Mixtures
Although you do not realise it, you meet quite a few mixtures in the course of a day. If you have a shower in the morning, the first mixture you meet is one made from shower gel and water. It forms soapy bubbles which clean your skin. The water that flows from your shower is also a mixture - it contains water, shower gel and dirt. If you wash in a wash basin you still make a mixture - of water, soap and dirt.

At breakfast time you may drink a mixture and also eat one. Your coffee is a mixture of coffee grains, water, milk and perhaps also sugar. Your breakfast cereal may be a mixture of cereal grains, nuts and fruits all soaked in milk.

As you go to school you may pass a building site and see water, sand, lime and cement being mixed together to make mortar. This is used to stick bricks together in a wall. A lorry with a large drum turning on its back may also be there. Inside the drum water, sand, cement and gravel are being mixed to make concrete. If you pass any factories on your way to school the chances are that mixtures will be being made in them too. For example, glass is made from a mixture of sand, lime and soda while paper is made from a mixture of wood fibres, clay and wax. When mixtures are made on building sites and factories, they form new materials. By mixing substances and by treating them in some way, often by heating them up, a huge number of materials and products can be made. If you look on the label of your shower gel or your tube of toothpaste you will find a surprisingly large number of substances have been mixed together to make them.

When you get to school, you will find yourself using furniture made from mixtures. The plastic part of your chair is made from a mixture of substances to make your seat strong, well-shaped and maybe colourful. The table top, on which you work, may be made from a mixture of wood chips and glue. You could look underneath to find out.

Even on your way home from school you may come across more mixtures. This time you may recognise them - a mixture of sweets in the corner shop. You will use mixtures to pay for them. Coins are made from mixtures of metals called alloys. "Copper coins" are made from a mixture of copper, zinc and tin while "silver" coins are made from a mixture of copper and nickel.
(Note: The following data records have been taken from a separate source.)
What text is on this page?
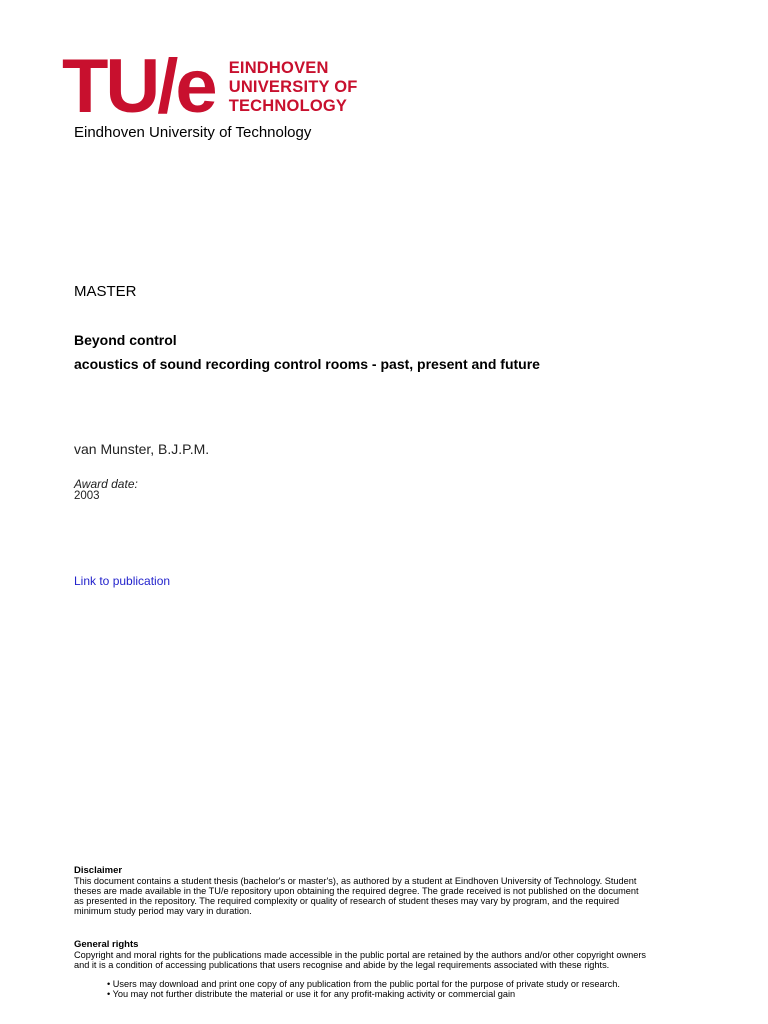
TU/e EINDHOVEN
UNIVERSITY OF
TECHNOLOGY
Eindhoven University of Technology
MASTER
Beyond control
acoustics of sound recording control rooms - past, present and future
van Munster, B.J.P.M.
Award date:
2003
Link to publication
Disclaimer
This document contains a student thesis (bachelor's or master's), as authored by a student at Eindhoven University of Technology. Student
theses are made available in the TU/e repository upon obtaining the required degree. The grade received is not published on the document
as presented in the repository. The required complexity or quality of research of student theses may vary by program, and the required
minimum study period may vary in duration.
General rights
Copyright and moral rights for the publications made accessible in the public portal are retained by the authors and/or other copyright owners
and it is a condition of accessing publications that users recognise and abide by the legal requirements associated with these rights.
• Users may download and print one copy of any publication from the public portal for the purpose of private study or research.
• You may not further distribute the material or use it for any profit-making activity or commercial gain
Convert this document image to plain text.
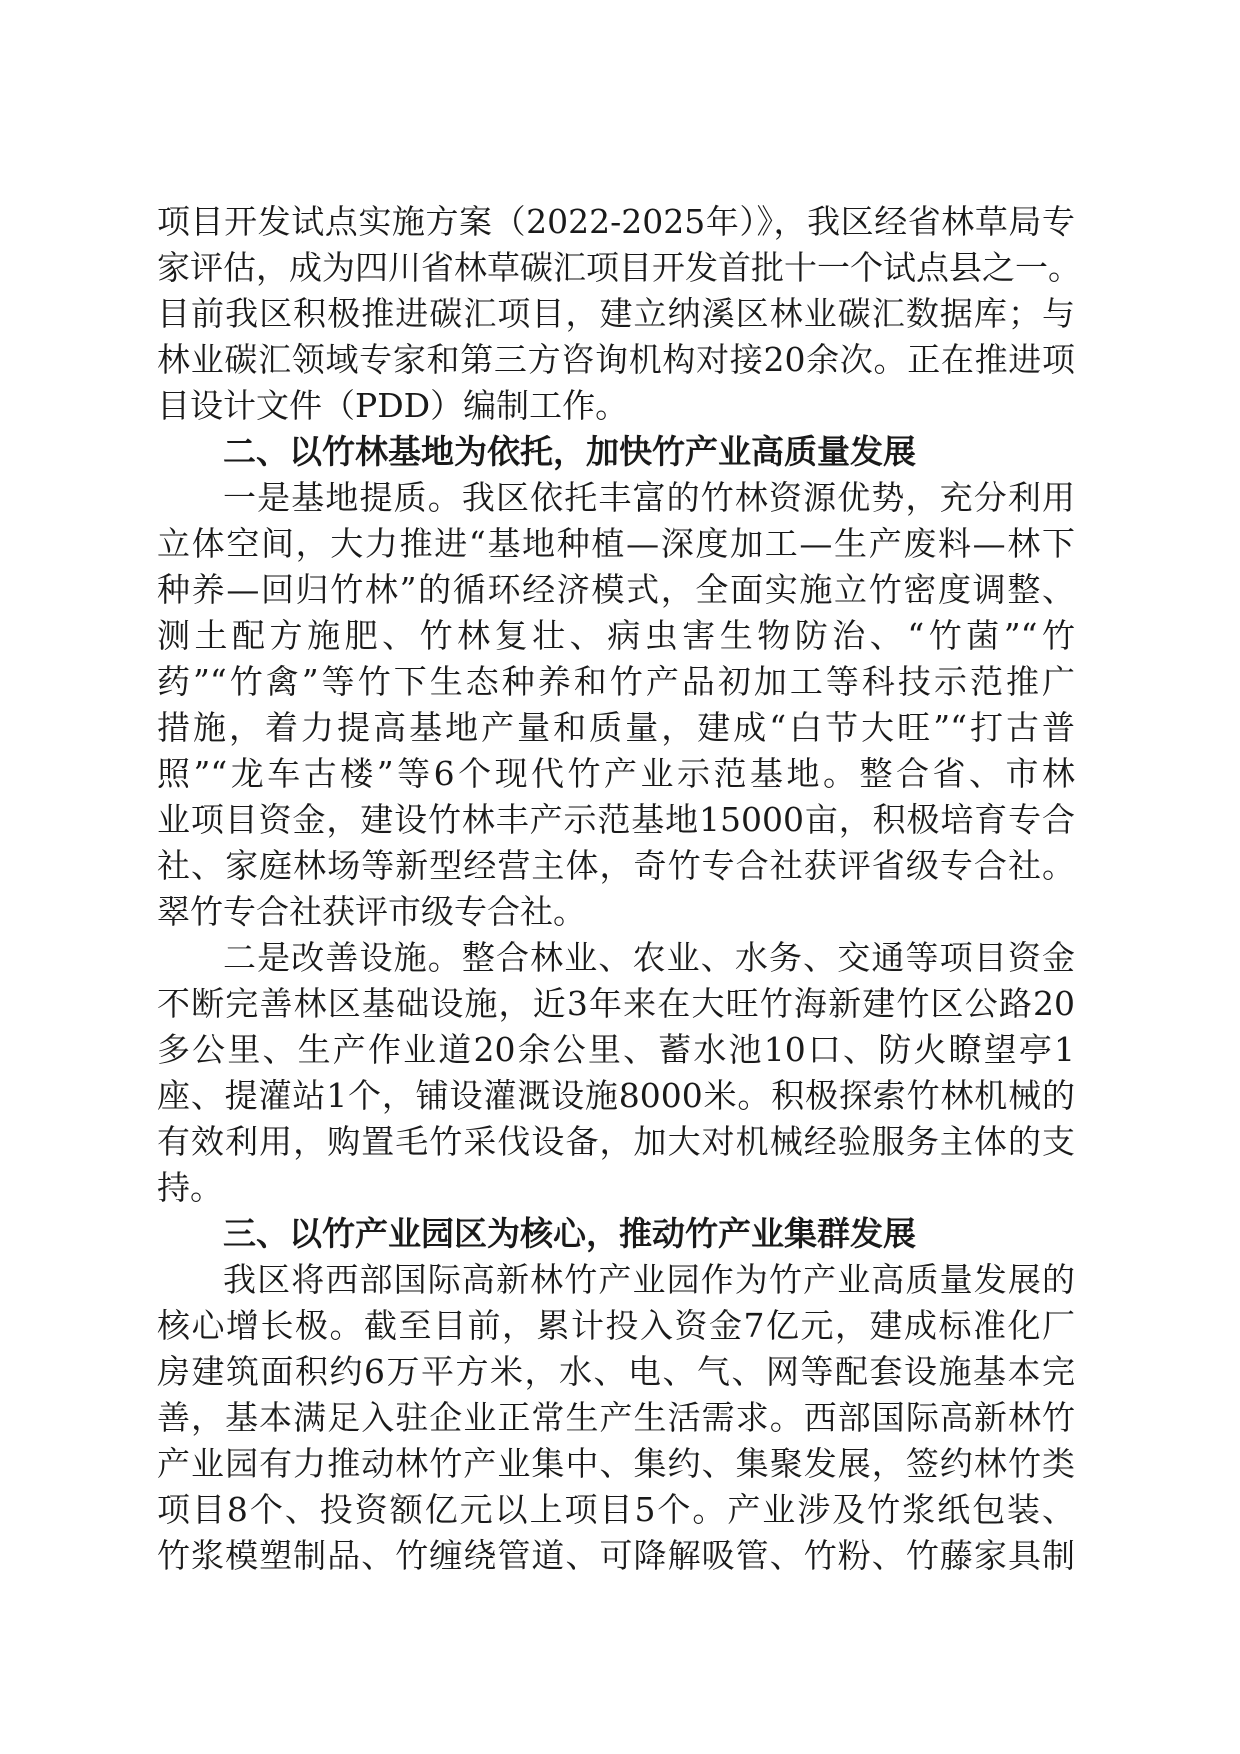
项目开发试点实施方案（2022-2025年）》，我区经省林草局专
家评估，成为四川省林草碳汇项目开发首批十一个试点县之一。
目前我区积极推进碳汇项目，建立纳溪区林业碳汇数据库；与
林业碳汇领域专家和第三方咨询机构对接20余次。正在推进项
目设计文件（PDD）编制工作。
二、以竹林基地为依托，加快竹产业高质量发展
一是基地提质。我区依托丰富的竹林资源优势，充分利用
立体空间，大力推进“基地种植—深度加工—生产废料—林下
种养—回归竹林”的循环经济模式，全面实施立竹密度调整、
测土配方施肥、竹林复壮、病虫害生物防治、“竹菌”“竹
药”“竹禽”等竹下生态种养和竹产品初加工等科技示范推广
措施，着力提高基地产量和质量，建成“白节大旺”“打古普
照”“龙车古楼”等6个现代竹产业示范基地。整合省、市林
业项目资金，建设竹林丰产示范基地15000亩，积极培育专合
社、家庭林场等新型经营主体，奇竹专合社获评省级专合社。
翠竹专合社获评市级专合社。
二是改善设施。整合林业、农业、水务、交通等项目资金
不断完善林区基础设施，近3年来在大旺竹海新建竹区公路20
多公里、生产作业道20余公里、蓄水池10口、防火瞭望亭1
座、提灌站1个，铺设灌溉设施8000米。积极探索竹林机械的
有效利用，购置毛竹采伐设备，加大对机械经验服务主体的支
持。
三、以竹产业园区为核心，推动竹产业集群发展
我区将西部国际高新林竹产业园作为竹产业高质量发展的
核心增长极。截至目前，累计投入资金7亿元，建成标准化厂
房建筑面积约6万平方米，水、电、气、网等配套设施基本完
善，基本满足入驻企业正常生产生活需求。西部国际高新林竹
产业园有力推动林竹产业集中、集约、集聚发展，签约林竹类
项目8个、投资额亿元以上项目5个。产业涉及竹浆纸包装、
竹浆模塑制品、竹缠绕管道、可降解吸管、竹粉、竹藤家具制
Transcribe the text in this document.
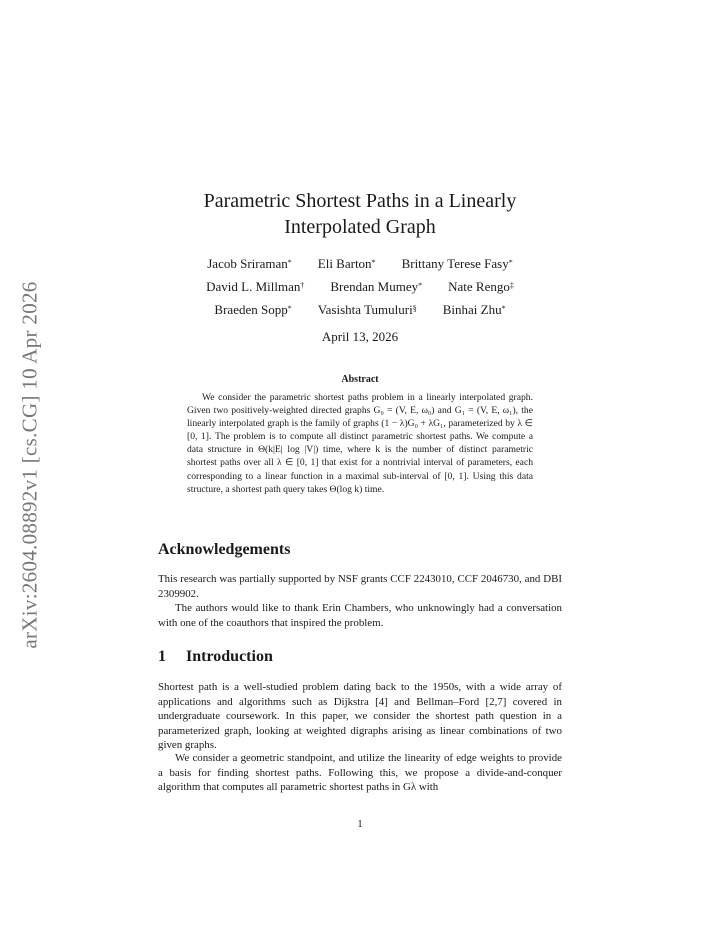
arXiv:2604.08892v1 [cs.CG] 10 Apr 2026
Parametric Shortest Paths in a Linearly Interpolated Graph
Jacob Sriraman* Eli Barton* Brittany Terese Fasy*
David L. Millman† Brendan Mumey* Nate Rengo‡
Braeden Sopp* Vasishta Tumuluri§ Binhai Zhu*
April 13, 2026
Abstract
We consider the parametric shortest paths problem in a linearly interpolated graph. Given two positively-weighted directed graphs G₀ = (V, E, ω₀) and G₁ = (V, E, ω₁), the linearly interpolated graph is the family of graphs (1 − λ)G₀ + λG₁, parameterized by λ ∈ [0, 1]. The problem is to compute all distinct parametric shortest paths. We compute a data structure in Θ(k|E| log |V|) time, where k is the number of distinct parametric shortest paths over all λ ∈ [0, 1] that exist for a nontrivial interval of parameters, each corresponding to a linear function in a maximal sub-interval of [0, 1]. Using this data structure, a shortest path query takes Θ(log k) time.
Acknowledgements
This research was partially supported by NSF grants CCF 2243010, CCF 2046730, and DBI 2309902.
The authors would like to thank Erin Chambers, who unknowingly had a conversation with one of the coauthors that inspired the problem.
1 Introduction
Shortest path is a well-studied problem dating back to the 1950s, with a wide array of applications and algorithms such as Dijkstra [4] and Bellman–Ford [2,7] covered in undergraduate coursework. In this paper, we consider the shortest path question in a parameterized graph, looking at weighted digraphs arising as linear combinations of two given graphs.
We consider a geometric standpoint, and utilize the linearity of edge weights to provide a basis for finding shortest paths. Following this, we propose a divide-and-conquer algorithm that computes all parametric shortest paths in Gλ with
1
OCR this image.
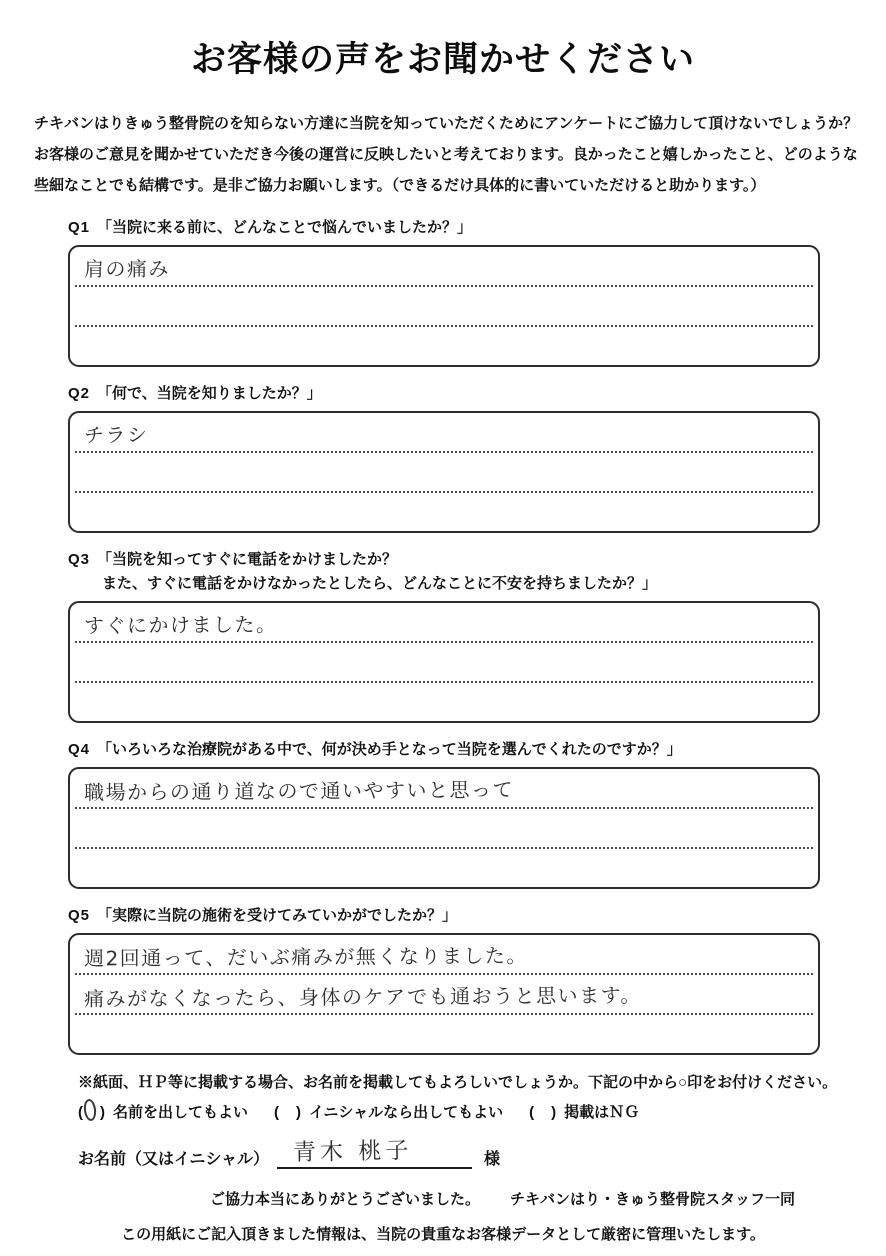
お客様の声をお聞かせください
チキバンはりきゅう整骨院のを知らない方達に当院を知っていただくためにアンケートにご協力して頂けないでしょうか？
お客様のご意見を聞かせていただき今後の運営に反映したいと考えております。良かったこと嬉しかったこと、どのような
些細なことでも結構です。是非ご協力お願いします。（できるだけ具体的に書いていただけると助かります。）
Q1 「当院に来る前に、どんなことで悩んでいましたか？」
肩の痛み
Q2 「何で、当院を知りましたか？」
チラシ
Q3 「当院を知ってすぐに電話をかけましたか？
また、すぐに電話をかけなかったとしたら、どんなことに不安を持ちましたか？」
すぐにかけました。
Q4 「いろいろな治療院がある中で、何が決め手となって当院を選んでくれたのですか？」
職場からの通り道なので通いやすいと思って
Q5 「実際に当院の施術を受けてみていかがでしたか？」
週2回通って、だいぶ痛みが無くなりました。
痛みがなくなったら、身体のケアでも通おうと思います。
※紙面、ＨＰ等に掲載する場合、お名前を掲載してもよろしいでしょうか。下記の中から○印をお付けください。
(　) 名前を出してもよい (　) イニシャルなら出してもよい (　) 掲載はＮＧ
お名前（又はイニシャル） 青木 桃子	様
ご協力本当にありがとうございました。 チキバンはり・きゅう整骨院スタッフ一同
この用紙にご記入頂きました情報は、当院の貴重なお客様データとして厳密に管理いたします。
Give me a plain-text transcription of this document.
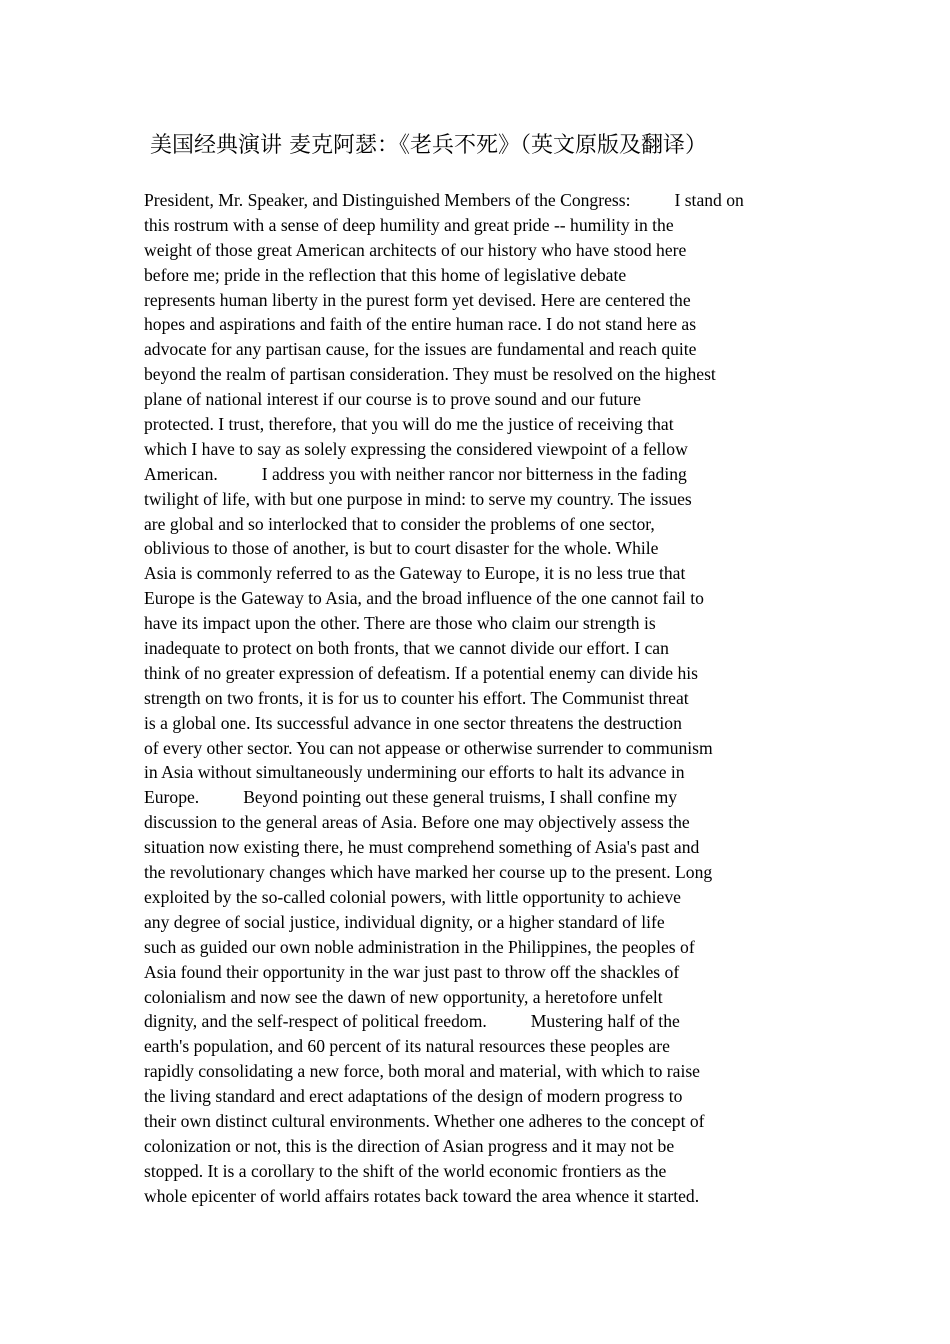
美国经典演讲 麦克阿瑟：《老兵不死》（英文原版及翻译）
President, Mr. Speaker, and Distinguished Members of the Congress:          I stand on
this rostrum with a sense of deep humility and great pride -- humility in the
weight of those great American architects of our history who have stood here
before me; pride in the reflection that this home of legislative debate
represents human liberty in the purest form yet devised. Here are centered the
hopes and aspirations and faith of the entire human race. I do not stand here as
advocate for any partisan cause, for the issues are fundamental and reach quite
beyond the realm of partisan consideration. They must be resolved on the highest
plane of national interest if our course is to prove sound and our future
protected. I trust, therefore, that you will do me the justice of receiving that
which I have to say as solely expressing the considered viewpoint of a fellow
American.          I address you with neither rancor nor bitterness in the fading
twilight of life, with but one purpose in mind: to serve my country. The issues
are global and so interlocked that to consider the problems of one sector,
oblivious to those of another, is but to court disaster for the whole. While
Asia is commonly referred to as the Gateway to Europe, it is no less true that
Europe is the Gateway to Asia, and the broad influence of the one cannot fail to
have its impact upon the other. There are those who claim our strength is
inadequate to protect on both fronts, that we cannot divide our effort. I can
think of no greater expression of defeatism. If a potential enemy can divide his
strength on two fronts, it is for us to counter his effort. The Communist threat
is a global one. Its successful advance in one sector threatens the destruction
of every other sector. You can not appease or otherwise surrender to communism
in Asia without simultaneously undermining our efforts to halt its advance in
Europe.          Beyond pointing out these general truisms, I shall confine my
discussion to the general areas of Asia. Before one may objectively assess the
situation now existing there, he must comprehend something of Asia's past and
the revolutionary changes which have marked her course up to the present. Long
exploited by the so-called colonial powers, with little opportunity to achieve
any degree of social justice, individual dignity, or a higher standard of life
such as guided our own noble administration in the Philippines, the peoples of
Asia found their opportunity in the war just past to throw off the shackles of
colonialism and now see the dawn of new opportunity, a heretofore unfelt
dignity, and the self-respect of political freedom.          Mustering half of the
earth's population, and 60 percent of its natural resources these peoples are
rapidly consolidating a new force, both moral and material, with which to raise
the living standard and erect adaptations of the design of modern progress to
their own distinct cultural environments. Whether one adheres to the concept of
colonization or not, this is the direction of Asian progress and it may not be
stopped. It is a corollary to the shift of the world economic frontiers as the
whole epicenter of world affairs rotates back toward the area whence it started.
Is a mixture a new material?
No. It is simply a mixture of different materials. Each material or substance in the mixture has its own properties. For example, if you mixed steel paper clips with flour you could easily separate them with a magnet. You could do this because both the steel and the flour keep their properties even though they are mixed together. Steel is magnetic so when a magnet is passed over the mixture the paper clips will spring to it. The flour is not magnetic and will remain unaffected by the movement of the magnet.

Are mixtures used to make new materials?
Yes, they are. Making a mixture is an important step in the process of making a new material. However once the mixture is made it has to be treated in some way to make the new material. This treatment will make the substances in the mixture change. When they have changed the new material is made. It has different properties from the original substances in the mixture. For example, sand, lime and soda are all powders that you cannot see through but from this mixture you can make a transparent sheet of glass.

How are mixtures changed into new materials?
Some mixtures, such as concrete, change as soon as water is added to them. Many mixtures, such as the mixture to make glass, need heat.

Are foods mixtures?
Many foods are mixtures. Some foods still remain mixtures even when they have been heated. In a vegetable stir-fry, for example, the onion, bamboo shoots, water chestnuts and bean sprouts are just heated together so they can soften and be easier to digest. They do not become some other food such as a vegetable pancake but remain separate. This means you can pick out each vegetable separately with your chopsticks.

When you dilute a drink do you make a mixture?
Yes. You add water to the fruit juice. Neither the water nor the fruit juice changes in any way. The water simply spreads out the fruit juice and makes it taste less strong. There is still the same amount of fruit juice present as there was before the water was added.

When water and salt are mixed is a new material made?
No. The salt has simply dissolved in the water. It has split up into tiny particles that you cannot see but it is still there mixed with the water. Dissolving is just a mixing process in which a substance breaks up into tiny particles to mix with a liquid.

Why are silver coins called silver coins if they do not contain any silver?
They used to contain silver but silver is too expensive to use today. Scientists who work with metals, called metallurgists, experimented with different mixtures of copper and nickel until they found an alloy which looked like silver.

Why do copper coins have other metals in them?
Copper is quite a soft weak metal and could not stand up to being passed from pocket to purse to till for many years. The other metals are added to make a tougher metal which will not wear away while the coin is in use.